You could not estimate trial ending Sept 2016, if this was your co-primary endpoint.

Employment of immunotherapy imaging protocols?

More likely I would suggest.
From NWBO's point of view, they cannot allow the trial to fail on its primary endpoint, due to pseudo-progression being mistaken for disease progression. Use of iRano or irRC would ensure that that scenario does not happen. It's a tad unfortunate, that the original trial design goes back to a time when pseudo-progression had not been fully recognised, as a confounding factor. This would fit with the comment from Doc Bosch that the pseudo-progression issue was wreaking havoc with clinical trials.
Though quite how you go about retrospectively re-visiting progression decisions, using immunotherapy imaging criteria is not easy to see.

Subgroup identification?

Can they identify mesenchymal patients prior to commencement of L therapy? If so, how? What is the test? If they want approval for a subgroup, then there must be a routine test to identify a subtype prior to commencement of an approved therapy.

High TIL score? Same thing applies. Must be a simple test that can identify trial patients with this attribute, prior to commencement of therapy.

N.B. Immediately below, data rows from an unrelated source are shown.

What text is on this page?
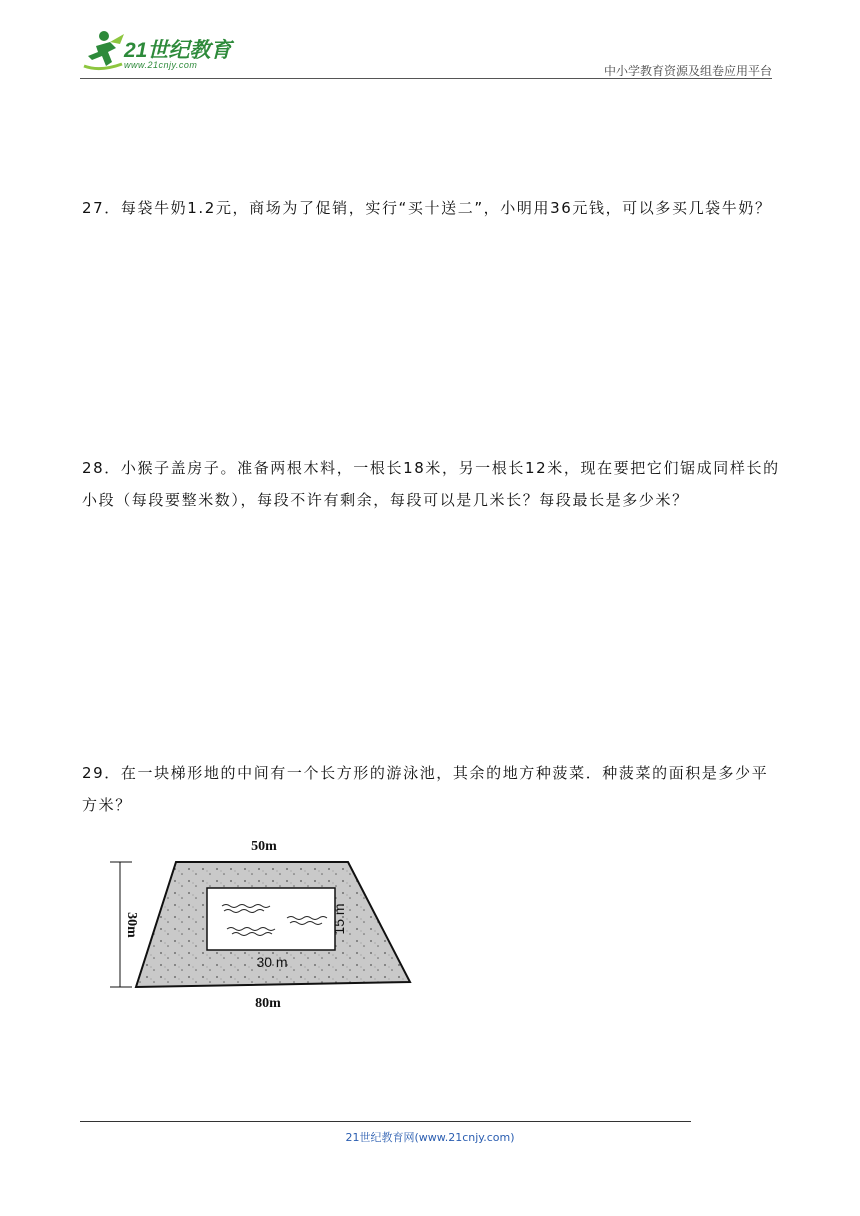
21世纪教育
www.21cnjy.com	中小学教育资源及组卷应用平台

27．每袋牛奶1.2元，商场为了促销，实行“买十送二”，小明用36元钱，可以多买几袋牛奶？

28．小猴子盖房子。准备两根木料，一根长18米，另一根长12米，现在要把它们锯成同样长的小段（每段要整米数），每段不许有剩余，每段可以是几米长？每段最长是多少米？

29．在一块梯形地的中间有一个长方形的游泳池，其余的地方种菠菜．种菠菜的面积是多少平方米？

30m	15 m
30 m
50m
80m
21世纪教育网(www.21cnjy.com)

Heck, if they were submitting protocol changes, perhaps they took the opportunity to include patient-reported quality of life. An often forgotten major advantage of immunotherapy. Especially when compared to Keytruda, with its frequent serious and debilitating side-effects, and Optune, with its deleterious impact on patient life quality, when 'worn' for the recommended eighteen hours a day.

You only need to read a few of the patient forums to see how some of the treatments (excluding L) make life so very difficult. This is where L additionally scores.


If there is justice in this world (which I sometimes doubt..) then approval of L will be expedited some time, somehow, this year.